In Double Feature, we’re presented with back-to-back stories related to the movie industry. The first, “A Travesty”, follows film reviewer Calvin Thorpe, as he tries to cover up a murder by staying out of the path of a pair of detectives as well as a blackmailer. The second, “Ordo”, focuses on a man who discovers his long-lost wife has become a Hollywood bombshell.
“A Travesty”, the first of the two stories, takes up about three quarters of the book. Westlake produces a bumbling yet seemingly clever protagonist in Carey Thorpe who consistently evades suspicion despite a litany of bad choices. I can’t decide if he’s just cocky or at times completely oblivious to his actions. Maybe it’s a little of both. In fact, there’s a choice he makes mid-way through the story that was so unbelievably stupid and short-sighted that I wanted to cry-out, “OH, COME ON”. What he did was even more mind-boggling considering he showed that he could be a rather brilliant detective as he helped the two detectives assigned to the murder he was involved in solve a handful of other murders! I guess it was a case of “rules for thee, not for me”.

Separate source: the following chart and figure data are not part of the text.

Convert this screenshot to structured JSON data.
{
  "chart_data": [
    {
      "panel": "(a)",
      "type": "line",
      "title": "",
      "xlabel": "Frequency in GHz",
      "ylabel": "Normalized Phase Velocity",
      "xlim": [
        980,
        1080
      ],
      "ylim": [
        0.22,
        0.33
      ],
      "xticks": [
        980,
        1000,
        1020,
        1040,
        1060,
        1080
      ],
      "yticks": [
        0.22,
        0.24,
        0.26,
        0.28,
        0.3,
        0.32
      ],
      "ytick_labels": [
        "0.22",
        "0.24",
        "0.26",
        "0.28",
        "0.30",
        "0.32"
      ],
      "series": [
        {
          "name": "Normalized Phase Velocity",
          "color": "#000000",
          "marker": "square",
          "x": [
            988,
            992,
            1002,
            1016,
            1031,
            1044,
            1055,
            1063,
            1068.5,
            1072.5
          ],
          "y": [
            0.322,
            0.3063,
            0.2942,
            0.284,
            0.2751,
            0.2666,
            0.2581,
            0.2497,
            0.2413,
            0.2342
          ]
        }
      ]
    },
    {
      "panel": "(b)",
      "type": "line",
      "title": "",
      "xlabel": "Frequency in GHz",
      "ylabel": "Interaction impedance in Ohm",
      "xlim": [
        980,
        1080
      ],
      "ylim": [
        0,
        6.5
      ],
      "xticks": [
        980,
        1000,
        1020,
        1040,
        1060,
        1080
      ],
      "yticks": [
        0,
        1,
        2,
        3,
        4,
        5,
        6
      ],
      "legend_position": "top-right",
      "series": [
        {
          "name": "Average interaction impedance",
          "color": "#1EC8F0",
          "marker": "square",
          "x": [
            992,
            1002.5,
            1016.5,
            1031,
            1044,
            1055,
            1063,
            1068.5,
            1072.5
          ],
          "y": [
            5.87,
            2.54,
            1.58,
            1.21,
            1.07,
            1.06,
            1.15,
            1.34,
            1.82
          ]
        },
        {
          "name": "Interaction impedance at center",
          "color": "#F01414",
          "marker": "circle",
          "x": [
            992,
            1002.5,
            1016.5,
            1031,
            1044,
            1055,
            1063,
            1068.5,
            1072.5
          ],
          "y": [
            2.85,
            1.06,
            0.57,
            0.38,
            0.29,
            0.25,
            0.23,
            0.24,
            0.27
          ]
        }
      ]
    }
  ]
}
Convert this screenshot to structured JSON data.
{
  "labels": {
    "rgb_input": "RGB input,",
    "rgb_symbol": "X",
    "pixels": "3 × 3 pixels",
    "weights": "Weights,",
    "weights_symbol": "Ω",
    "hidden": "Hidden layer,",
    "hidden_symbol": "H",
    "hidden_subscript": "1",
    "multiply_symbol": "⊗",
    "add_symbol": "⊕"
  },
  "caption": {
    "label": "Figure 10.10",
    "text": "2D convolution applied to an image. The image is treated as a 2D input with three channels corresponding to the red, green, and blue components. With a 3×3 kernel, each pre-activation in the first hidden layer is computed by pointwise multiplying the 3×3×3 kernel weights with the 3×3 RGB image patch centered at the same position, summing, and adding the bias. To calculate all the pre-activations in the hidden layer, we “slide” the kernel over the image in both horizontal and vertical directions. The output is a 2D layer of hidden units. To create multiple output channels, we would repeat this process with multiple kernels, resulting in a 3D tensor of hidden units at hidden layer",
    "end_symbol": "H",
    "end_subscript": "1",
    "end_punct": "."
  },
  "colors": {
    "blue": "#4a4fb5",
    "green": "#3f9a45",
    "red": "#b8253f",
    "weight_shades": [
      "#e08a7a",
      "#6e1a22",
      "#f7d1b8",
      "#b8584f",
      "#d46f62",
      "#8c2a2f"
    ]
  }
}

The second story, “Ordo”, is a philosophical look at the idea of identity and how we sometimes have to completely change ourselves in order to get what we want out of life. Despite its much shorter length compared to the first story, I thought it was the stronger of the two. The main character, Ordo, struggles with the thought that the woman he knew sixteen years prior is someone he no longer recognizes whereas he has not changed in the slightest. This story hit me particularly hard given its deeply introspective subject matter and its emotional finale.
Hard Case Crime continues to be one of my favorite publishers going today and I commend them for unearthing and publishing some of the most interesting work from a by-gone era.